June 29, 2006 at 2:36 am
Many thanks Peter your code has given me the results I need with a very fast return to the webpage.
I should have noticed the variable @cnt never increments, thanks for noticing that, it was a stupid error. As i've mentioned before i'm new to Stored Procedures and converting my VBScript code has been troublesome at times as i'm unsure of the syntax & Stored Procedures not supporting Arrays etc, but what I have noticed are Stored Procedures do give a much more elegant solution requiring less code than VBScript and return faster results to a web page.
Many thanks again for your help, patience & advice Peter it is much appreciated and encouraged me to develop my understanding of Stored Procedures further.
I also liked the article on how many more Mondays till I retire, it helped me understand your Stored Procedure, although now being able to calculate the number of Mondays till I retire is cool, the thought can be a bit depressing but at least its friday tommorrow. Thanks again & keep up the good work.
Cheers
Mark
June 29, 2006 at 4:10 am
You're welcome! Now there is only holidays to take care of as well
Actually, there are so many ways to utilize functions, like mine in the article, to create date sequences. Especially for finding dates NOT present in tables. This is very useful when creating reports as one example.
Beacause the function creates all dates in the desired range, you can join that to other tables such as Holiday table or Vacation table to find all dates between two dates that denotes a time interval.

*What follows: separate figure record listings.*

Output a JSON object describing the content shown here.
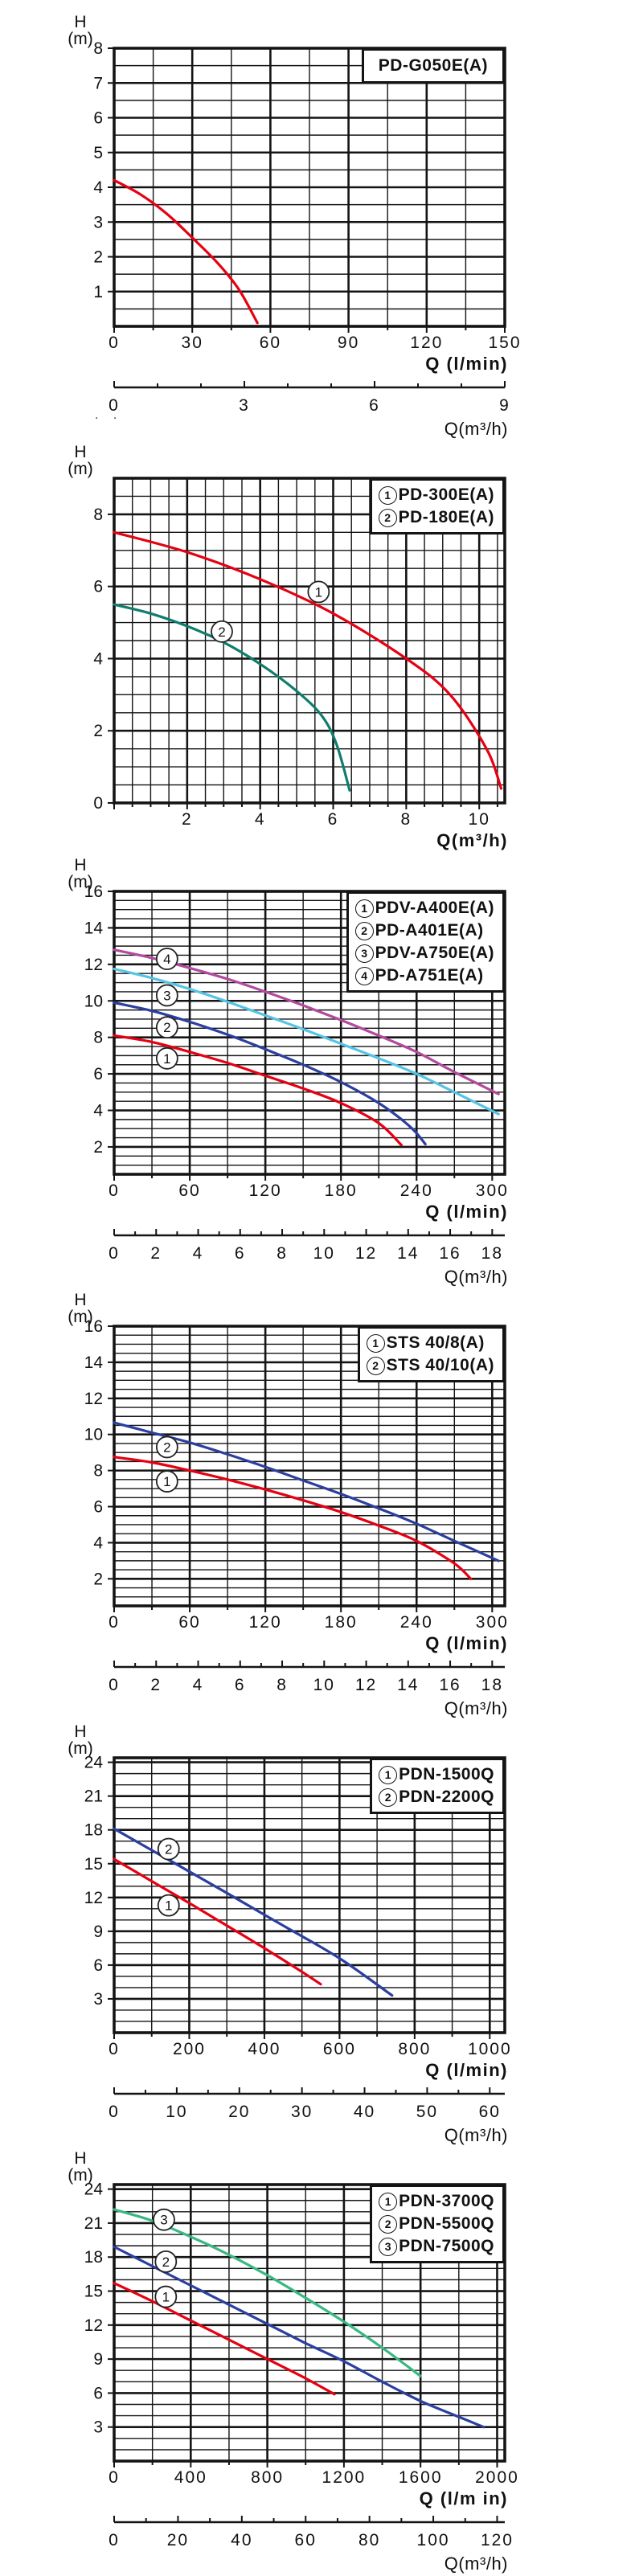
{
  "page": {
    "background": "#ffffff",
    "stray_marks": ". .",
    "grid_color": "#141414",
    "text_color": "#111111"
  },
  "chart_data": [
    {
      "type": "line",
      "id": "pd-g050e",
      "title": "PD-G050E(A)",
      "legend": null,
      "y_axis": {
        "name": "H",
        "unit": "(m)",
        "min": 0,
        "max": 8,
        "minor": 0.5,
        "labels": [
          8,
          7,
          6,
          5,
          4,
          3,
          2,
          1
        ]
      },
      "x_axis": {
        "name": "Q (l/min)",
        "min": 0,
        "max": 150,
        "minor": 15,
        "labels": [
          0,
          30,
          60,
          90,
          120,
          150
        ]
      },
      "x_axis2": {
        "name": "Q(m³/h)",
        "max": 9,
        "minor": 1,
        "labels": [
          0,
          3,
          6,
          9
        ]
      },
      "series": [
        {
          "label": "PD-G050E(A)",
          "color": "#e60012",
          "points": [
            [
              0,
              4.2
            ],
            [
              10,
              3.8
            ],
            [
              20,
              3.25
            ],
            [
              30,
              2.55
            ],
            [
              40,
              1.8
            ],
            [
              48,
              1.05
            ],
            [
              55,
              0.1
            ]
          ]
        }
      ],
      "curve_labels": []
    },
    {
      "type": "line",
      "id": "pd-300e-180e",
      "title": null,
      "legend": [
        {
          "num": "1",
          "label": "PD-300E(A)"
        },
        {
          "num": "2",
          "label": "PD-180E(A)"
        }
      ],
      "y_axis": {
        "name": "H",
        "unit": "(m)",
        "min": 0,
        "max": 9,
        "minor": 0.5,
        "labels": [
          8,
          6,
          4,
          2,
          0
        ]
      },
      "x_axis": {
        "name": "Q(m³/h)",
        "min": 0,
        "max": 10.7,
        "minor": 0.5,
        "labels": [
          2,
          4,
          6,
          8,
          10
        ]
      },
      "x_axis2": null,
      "series": [
        {
          "label": "PD-300E(A)",
          "color": "#e60012",
          "points": [
            [
              0,
              7.5
            ],
            [
              2,
              6.95
            ],
            [
              4,
              6.2
            ],
            [
              6,
              5.25
            ],
            [
              8,
              4.0
            ],
            [
              9.2,
              3.0
            ],
            [
              10.2,
              1.5
            ],
            [
              10.6,
              0.4
            ]
          ]
        },
        {
          "label": "PD-180E(A)",
          "color": "#0f7d6c",
          "points": [
            [
              0,
              5.5
            ],
            [
              1,
              5.25
            ],
            [
              2,
              4.9
            ],
            [
              3,
              4.45
            ],
            [
              4,
              3.85
            ],
            [
              5,
              3.1
            ],
            [
              5.7,
              2.4
            ],
            [
              6.1,
              1.6
            ],
            [
              6.45,
              0.35
            ]
          ]
        }
      ],
      "curve_labels": [
        {
          "num": "1",
          "x": 5.6,
          "y": 5.85
        },
        {
          "num": "2",
          "x": 2.95,
          "y": 4.75
        }
      ]
    },
    {
      "type": "line",
      "id": "pdv-a400-a751",
      "title": null,
      "legend": [
        {
          "num": "1",
          "label": "PDV-A400E(A)"
        },
        {
          "num": "2",
          "label": "PD-A401E(A)"
        },
        {
          "num": "3",
          "label": "PDV-A750E(A)"
        },
        {
          "num": "4",
          "label": "PD-A751E(A)"
        }
      ],
      "y_axis": {
        "name": "H",
        "unit": "(m)",
        "min": 0.5,
        "max": 16,
        "minor": 0.5,
        "labels": [
          16,
          14,
          12,
          10,
          8,
          6,
          4,
          2
        ]
      },
      "x_axis": {
        "name": "Q (l/min)",
        "min": 0,
        "max": 310,
        "minor": 30,
        "labels": [
          0,
          60,
          120,
          180,
          240,
          300
        ]
      },
      "x_axis2": {
        "name": "Q(m³/h)",
        "max": 18.6,
        "minor": 1,
        "labels": [
          0,
          2,
          4,
          6,
          8,
          10,
          12,
          14,
          16,
          18
        ]
      },
      "series": [
        {
          "label": "PDV-A400E(A)",
          "color": "#e60012",
          "points": [
            [
              0,
              8.1
            ],
            [
              30,
              7.75
            ],
            [
              60,
              7.2
            ],
            [
              90,
              6.6
            ],
            [
              120,
              5.9
            ],
            [
              150,
              5.2
            ],
            [
              180,
              4.4
            ],
            [
              210,
              3.3
            ],
            [
              228,
              2.1
            ]
          ]
        },
        {
          "label": "PD-A401E(A)",
          "color": "#2b3fa0",
          "points": [
            [
              0,
              9.9
            ],
            [
              30,
              9.45
            ],
            [
              60,
              8.85
            ],
            [
              90,
              8.15
            ],
            [
              120,
              7.35
            ],
            [
              150,
              6.5
            ],
            [
              180,
              5.55
            ],
            [
              210,
              4.4
            ],
            [
              235,
              3.1
            ],
            [
              247,
              2.15
            ]
          ]
        },
        {
          "label": "PDV-A750E(A)",
          "color": "#55c4e4",
          "points": [
            [
              0,
              11.75
            ],
            [
              30,
              11.25
            ],
            [
              60,
              10.65
            ],
            [
              90,
              9.95
            ],
            [
              120,
              9.2
            ],
            [
              150,
              8.45
            ],
            [
              180,
              7.65
            ],
            [
              210,
              6.85
            ],
            [
              240,
              6.0
            ],
            [
              270,
              5.0
            ],
            [
              305,
              3.8
            ]
          ]
        },
        {
          "label": "PD-A751E(A)",
          "color": "#b34a9f",
          "points": [
            [
              0,
              12.8
            ],
            [
              30,
              12.35
            ],
            [
              60,
              11.8
            ],
            [
              90,
              11.2
            ],
            [
              120,
              10.5
            ],
            [
              150,
              9.75
            ],
            [
              180,
              8.95
            ],
            [
              210,
              8.1
            ],
            [
              240,
              7.2
            ],
            [
              270,
              6.1
            ],
            [
              305,
              4.9
            ]
          ]
        }
      ],
      "curve_labels": [
        {
          "num": "1",
          "x": 42,
          "y": 6.85
        },
        {
          "num": "2",
          "x": 42,
          "y": 8.55
        },
        {
          "num": "3",
          "x": 42,
          "y": 10.3
        },
        {
          "num": "4",
          "x": 42,
          "y": 12.3
        }
      ]
    },
    {
      "type": "line",
      "id": "sts-40",
      "title": null,
      "legend": [
        {
          "num": "1",
          "label": "STS 40/8(A)"
        },
        {
          "num": "2",
          "label": "STS 40/10(A)"
        }
      ],
      "y_axis": {
        "name": "H",
        "unit": "(m)",
        "min": 0.5,
        "max": 16,
        "minor": 0.5,
        "labels": [
          16,
          14,
          12,
          10,
          8,
          6,
          4,
          2
        ]
      },
      "x_axis": {
        "name": "Q (l/min)",
        "min": 0,
        "max": 310,
        "minor": 30,
        "labels": [
          0,
          60,
          120,
          180,
          240,
          300
        ]
      },
      "x_axis2": {
        "name": "Q(m³/h)",
        "max": 18.6,
        "minor": 1,
        "labels": [
          0,
          2,
          4,
          6,
          8,
          10,
          12,
          14,
          16,
          18
        ]
      },
      "series": [
        {
          "label": "STS 40/8(A)",
          "color": "#e60012",
          "points": [
            [
              0,
              8.75
            ],
            [
              30,
              8.45
            ],
            [
              60,
              8.0
            ],
            [
              90,
              7.5
            ],
            [
              120,
              6.95
            ],
            [
              150,
              6.35
            ],
            [
              180,
              5.7
            ],
            [
              210,
              4.95
            ],
            [
              240,
              4.1
            ],
            [
              270,
              2.85
            ],
            [
              283,
              2.0
            ]
          ]
        },
        {
          "label": "STS 40/10(A)",
          "color": "#2b3fa0",
          "points": [
            [
              0,
              10.65
            ],
            [
              30,
              10.1
            ],
            [
              60,
              9.55
            ],
            [
              90,
              8.9
            ],
            [
              120,
              8.2
            ],
            [
              150,
              7.45
            ],
            [
              180,
              6.7
            ],
            [
              210,
              5.9
            ],
            [
              240,
              5.05
            ],
            [
              270,
              4.1
            ],
            [
              305,
              3.0
            ]
          ]
        }
      ],
      "curve_labels": [
        {
          "num": "1",
          "x": 42,
          "y": 7.4
        },
        {
          "num": "2",
          "x": 42,
          "y": 9.3
        }
      ]
    },
    {
      "type": "line",
      "id": "pdn-1500-2200",
      "title": null,
      "legend": [
        {
          "num": "1",
          "label": "PDN-1500Q"
        },
        {
          "num": "2",
          "label": "PDN-2200Q"
        }
      ],
      "y_axis": {
        "name": "H",
        "unit": "(m)",
        "min": 0,
        "max": 24.4,
        "minor": 1,
        "labels": [
          24,
          21,
          18,
          15,
          12,
          9,
          6,
          3
        ]
      },
      "x_axis": {
        "name": "Q (l/min)",
        "min": 0,
        "max": 1040,
        "minor": 100,
        "labels": [
          0,
          200,
          400,
          600,
          800,
          1000
        ]
      },
      "x_axis2": {
        "name": "Q(m³/h)",
        "max": 62.4,
        "minor": 5,
        "labels": [
          0,
          10,
          20,
          30,
          40,
          50,
          60
        ]
      },
      "series": [
        {
          "label": "PDN-1500Q",
          "color": "#e60012",
          "points": [
            [
              0,
              15.4
            ],
            [
              100,
              13.45
            ],
            [
              200,
              11.5
            ],
            [
              300,
              9.5
            ],
            [
              400,
              7.5
            ],
            [
              500,
              5.4
            ],
            [
              550,
              4.3
            ]
          ]
        },
        {
          "label": "PDN-2200Q",
          "color": "#2b3fa0",
          "points": [
            [
              0,
              18.1
            ],
            [
              150,
              15.25
            ],
            [
              300,
              12.4
            ],
            [
              450,
              9.5
            ],
            [
              600,
              6.6
            ],
            [
              740,
              3.3
            ]
          ]
        }
      ],
      "curve_labels": [
        {
          "num": "1",
          "x": 145,
          "y": 11.3
        },
        {
          "num": "2",
          "x": 145,
          "y": 16.3
        }
      ]
    },
    {
      "type": "line",
      "id": "pdn-3700-7500",
      "title": null,
      "legend": [
        {
          "num": "1",
          "label": "PDN-3700Q"
        },
        {
          "num": "2",
          "label": "PDN-5500Q"
        },
        {
          "num": "3",
          "label": "PDN-7500Q"
        }
      ],
      "y_axis": {
        "name": "H",
        "unit": "(m)",
        "min": 0,
        "max": 24.4,
        "minor": 1,
        "labels": [
          24,
          21,
          18,
          15,
          12,
          9,
          6,
          3
        ]
      },
      "x_axis": {
        "name": "Q (l/m in)",
        "min": 0,
        "max": 2040,
        "minor": 200,
        "labels": [
          0,
          400,
          800,
          1200,
          1600,
          2000
        ]
      },
      "x_axis2": {
        "name": "Q(m³/h)",
        "max": 122.4,
        "minor": 10,
        "labels": [
          0,
          20,
          40,
          60,
          80,
          100,
          120
        ]
      },
      "series": [
        {
          "label": "PDN-3700Q",
          "color": "#e60012",
          "points": [
            [
              0,
              15.7
            ],
            [
              200,
              14.1
            ],
            [
              400,
              12.4
            ],
            [
              600,
              10.7
            ],
            [
              800,
              9.0
            ],
            [
              1000,
              7.3
            ],
            [
              1150,
              5.9
            ]
          ]
        },
        {
          "label": "PDN-5500Q",
          "color": "#2b3fa0",
          "points": [
            [
              0,
              18.9
            ],
            [
              200,
              17.2
            ],
            [
              400,
              15.5
            ],
            [
              600,
              13.8
            ],
            [
              800,
              12.1
            ],
            [
              1000,
              10.4
            ],
            [
              1200,
              8.8
            ],
            [
              1400,
              7.0
            ],
            [
              1600,
              5.3
            ],
            [
              1800,
              3.9
            ],
            [
              1930,
              3.0
            ]
          ]
        },
        {
          "label": "PDN-7500Q",
          "color": "#38b982",
          "points": [
            [
              0,
              22.2
            ],
            [
              200,
              21.2
            ],
            [
              400,
              19.8
            ],
            [
              600,
              18.2
            ],
            [
              800,
              16.4
            ],
            [
              1000,
              14.4
            ],
            [
              1200,
              12.3
            ],
            [
              1400,
              10.0
            ],
            [
              1600,
              7.5
            ]
          ]
        }
      ],
      "curve_labels": [
        {
          "num": "1",
          "x": 270,
          "y": 14.5
        },
        {
          "num": "2",
          "x": 270,
          "y": 17.6
        },
        {
          "num": "3",
          "x": 260,
          "y": 21.3
        }
      ]
    }
  ]
}
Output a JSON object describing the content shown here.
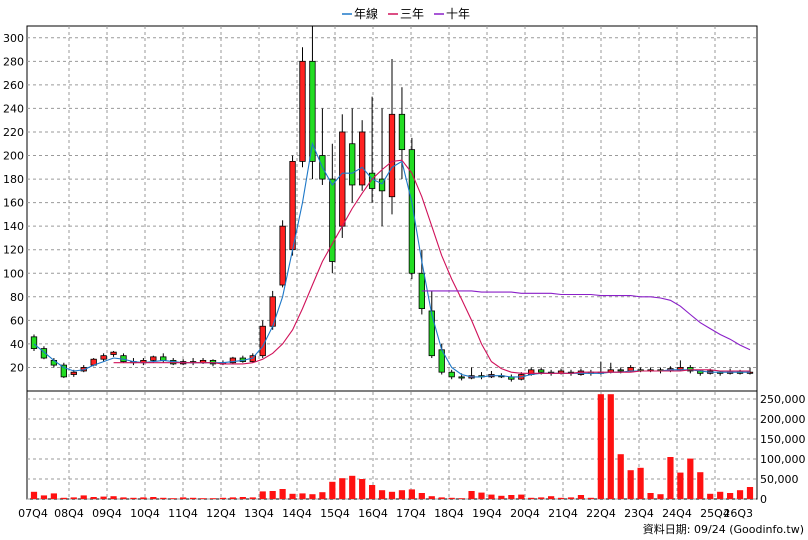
{
  "chart_data": {
    "type": "candlestick",
    "legend": [
      {
        "name": "年線",
        "color": "#1e78c8"
      },
      {
        "name": "三年",
        "color": "#d0125a"
      },
      {
        "name": "十年",
        "color": "#8a1fc8"
      }
    ],
    "legend_position": "top-center",
    "grid": true,
    "price_axis": {
      "ticks": [
        20,
        40,
        60,
        80,
        100,
        120,
        140,
        160,
        180,
        200,
        220,
        240,
        260,
        280,
        300
      ],
      "range": [
        0,
        310
      ]
    },
    "volume_axis": {
      "ticks": [
        "0",
        "50,000",
        "100,000",
        "150,000",
        "200,000",
        "250,000"
      ],
      "range": [
        0,
        270000
      ]
    },
    "x_labels": [
      "07Q4",
      "08Q4",
      "09Q4",
      "10Q4",
      "11Q4",
      "12Q4",
      "13Q4",
      "14Q4",
      "15Q4",
      "16Q4",
      "17Q4",
      "18Q4",
      "19Q4",
      "20Q4",
      "21Q4",
      "22Q4",
      "23Q4",
      "24Q4",
      "25Q4",
      "26Q3"
    ],
    "candles": [
      [
        46,
        36,
        48,
        34
      ],
      [
        36,
        28,
        38,
        27
      ],
      [
        26,
        22,
        28,
        20
      ],
      [
        22,
        12,
        24,
        11
      ],
      [
        14,
        16,
        18,
        12
      ],
      [
        17,
        20,
        22,
        16
      ],
      [
        22,
        27,
        28,
        21
      ],
      [
        27,
        30,
        32,
        25
      ],
      [
        31,
        33,
        34,
        29
      ],
      [
        30,
        25,
        32,
        24
      ],
      [
        25,
        24,
        28,
        22
      ],
      [
        24,
        26,
        28,
        22
      ],
      [
        26,
        29,
        30,
        24
      ],
      [
        29,
        26,
        32,
        24
      ],
      [
        26,
        23,
        28,
        22
      ],
      [
        23,
        25,
        27,
        22
      ],
      [
        25,
        24,
        28,
        22
      ],
      [
        24,
        26,
        28,
        23
      ],
      [
        26,
        23,
        27,
        21
      ],
      [
        23,
        24,
        26,
        22
      ],
      [
        24,
        28,
        29,
        23
      ],
      [
        28,
        25,
        30,
        24
      ],
      [
        25,
        30,
        32,
        24
      ],
      [
        30,
        55,
        60,
        28
      ],
      [
        55,
        80,
        85,
        52
      ],
      [
        90,
        140,
        145,
        88
      ],
      [
        120,
        195,
        200,
        115
      ],
      [
        195,
        280,
        292,
        190
      ],
      [
        280,
        195,
        310,
        180
      ],
      [
        200,
        180,
        240,
        175
      ],
      [
        180,
        110,
        210,
        100
      ],
      [
        140,
        220,
        235,
        130
      ],
      [
        210,
        175,
        240,
        160
      ],
      [
        175,
        220,
        230,
        170
      ],
      [
        185,
        172,
        250,
        160
      ],
      [
        180,
        170,
        240,
        140
      ],
      [
        165,
        235,
        282,
        150
      ],
      [
        235,
        205,
        258,
        180
      ],
      [
        205,
        100,
        215,
        95
      ],
      [
        100,
        70,
        120,
        65
      ],
      [
        68,
        30,
        85,
        28
      ],
      [
        35,
        16,
        40,
        14
      ],
      [
        16,
        12,
        18,
        10
      ],
      [
        12,
        11,
        15,
        9
      ],
      [
        11,
        13,
        20,
        10
      ],
      [
        13,
        12,
        16,
        10
      ],
      [
        12,
        14,
        17,
        11
      ],
      [
        13,
        12,
        15,
        11
      ],
      [
        12,
        10,
        14,
        8
      ],
      [
        10,
        14,
        16,
        9
      ],
      [
        14,
        18,
        20,
        13
      ],
      [
        18,
        16,
        20,
        14
      ],
      [
        16,
        15,
        18,
        13
      ],
      [
        15,
        17,
        19,
        14
      ],
      [
        16,
        15,
        18,
        13
      ],
      [
        14,
        17,
        19,
        13
      ],
      [
        16,
        15,
        18,
        13
      ],
      [
        15,
        16,
        25,
        14
      ],
      [
        16,
        18,
        24,
        15
      ],
      [
        18,
        17,
        20,
        15
      ],
      [
        17,
        20,
        22,
        16
      ],
      [
        18,
        17,
        20,
        16
      ],
      [
        17,
        18,
        20,
        16
      ],
      [
        18,
        17,
        20,
        15
      ],
      [
        17,
        19,
        21,
        16
      ],
      [
        18,
        20,
        26,
        17
      ],
      [
        20,
        17,
        22,
        15
      ],
      [
        17,
        15,
        18,
        13
      ],
      [
        15,
        17,
        19,
        14
      ],
      [
        16,
        15,
        17,
        13
      ],
      [
        15,
        16,
        19,
        14
      ],
      [
        16,
        15,
        18,
        14
      ],
      [
        15,
        16,
        20,
        14
      ]
    ],
    "ma_year": [
      40,
      33,
      26,
      20,
      17,
      18,
      22,
      25,
      28,
      27,
      25,
      24,
      25,
      26,
      25,
      24,
      24,
      24,
      24,
      24,
      25,
      26,
      28,
      38,
      55,
      80,
      120,
      160,
      210,
      190,
      175,
      185,
      185,
      190,
      180,
      176,
      190,
      195,
      160,
      110,
      65,
      35,
      20,
      14,
      12,
      12,
      13,
      13,
      12,
      12,
      14,
      15,
      15,
      15,
      15,
      15,
      15,
      15,
      16,
      16,
      17,
      17,
      17,
      17,
      18,
      18,
      18,
      17,
      16,
      16,
      16,
      16,
      16
    ],
    "ma_3y": [
      null,
      null,
      null,
      null,
      null,
      null,
      null,
      null,
      24,
      24,
      24,
      24,
      24,
      24,
      24,
      24,
      24,
      24,
      24,
      23,
      23,
      23,
      24,
      27,
      32,
      40,
      52,
      70,
      90,
      110,
      125,
      140,
      155,
      168,
      180,
      188,
      195,
      196,
      185,
      165,
      140,
      115,
      95,
      78,
      60,
      40,
      25,
      19,
      16,
      15,
      15,
      15,
      15,
      15,
      15,
      16,
      16,
      16,
      16,
      16,
      16,
      17,
      17,
      17,
      17,
      17,
      18,
      18,
      18,
      17,
      17,
      17,
      17
    ],
    "ma_10y": [
      null,
      null,
      null,
      null,
      null,
      null,
      null,
      null,
      null,
      null,
      null,
      null,
      null,
      null,
      null,
      null,
      null,
      null,
      null,
      null,
      null,
      null,
      null,
      null,
      null,
      null,
      null,
      null,
      null,
      null,
      null,
      null,
      null,
      null,
      null,
      null,
      null,
      null,
      null,
      85,
      85,
      85,
      85,
      85,
      85,
      84,
      84,
      84,
      84,
      83,
      83,
      83,
      83,
      82,
      82,
      82,
      82,
      81,
      81,
      81,
      81,
      80,
      80,
      79,
      77,
      72,
      65,
      58,
      53,
      48,
      44,
      39,
      35
    ],
    "volume": [
      18000,
      9000,
      14000,
      3000,
      4000,
      9000,
      5000,
      6000,
      7000,
      4000,
      3000,
      4000,
      5000,
      3000,
      2000,
      4000,
      3000,
      2000,
      2000,
      3000,
      4000,
      5000,
      4000,
      19000,
      20000,
      25000,
      13000,
      14000,
      12000,
      17000,
      43000,
      52000,
      58000,
      50000,
      35000,
      22000,
      18000,
      22000,
      24000,
      15000,
      7000,
      4000,
      3000,
      2000,
      20000,
      16000,
      11000,
      8000,
      10000,
      11000,
      3000,
      4000,
      7000,
      3000,
      4000,
      10000,
      3000,
      262000,
      262000,
      112000,
      72000,
      78000,
      15000,
      12000,
      105000,
      66000,
      101000,
      67000,
      13000,
      18000,
      15000,
      22000,
      30000
    ],
    "footer": "資料日期: 09/24  (Goodinfo.tw)"
  }
}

Or just for fun, as this to get bad luck days from today to the end of this decade
select SeqDate 'Stay indoors! It''s Friday 13''th...'
from dbo.fnSeqDates('6/29/2006', '12/31/2009')
where day(seqdate) = 13
and datepart(dw, seqdate) = 4
N 56°04'39.16"
E 12°55'05.25"
June 29, 2006 at 8:11 am
Hi Peter,
I'm now trying to pass a parameter to the Stored Procedure from an ASP page, I've changed the stored procedure to accept parameters but its the actual ASP page that seems to cause the problem. Have you any thoughts on this?
Cheers Mark
June 29, 2006 at 8:22 am
The Quick'n'Dirty solution, which is not recommended due to the possibility of SQL injection, is to build your string with VbScript such as
sSQL = "MyStoredProcedure '" & FirstParameter & "', '" & SecondParameter & "'"
Set MyRs = MyCn.Execute(sSQL)
You can achieve the same result using command object, which is recommended.
Also, the Stored Procedure must accept two parameters, such as
CREATE PROCEDURE MyStoredProcedure
(
P1 DATETIME,
P2 VARCHAR
)
N 56°04'39.16"
E 12°55'05.25"
June 29, 2006 at 9:00 am
To expand on the above, you need to create parameter objects and add them to the parameters collection of the command object, which should be of 'stored procedure' type.
Tim Wilkinson
"If it doesn't work in practice, you're using the wrong theory"
- Immanuel Kant
June 29, 2006 at 10:18 am
Thanks all for advice and comments, i've managed to get the project completed using Stored Procedures. The forums been a great help to me.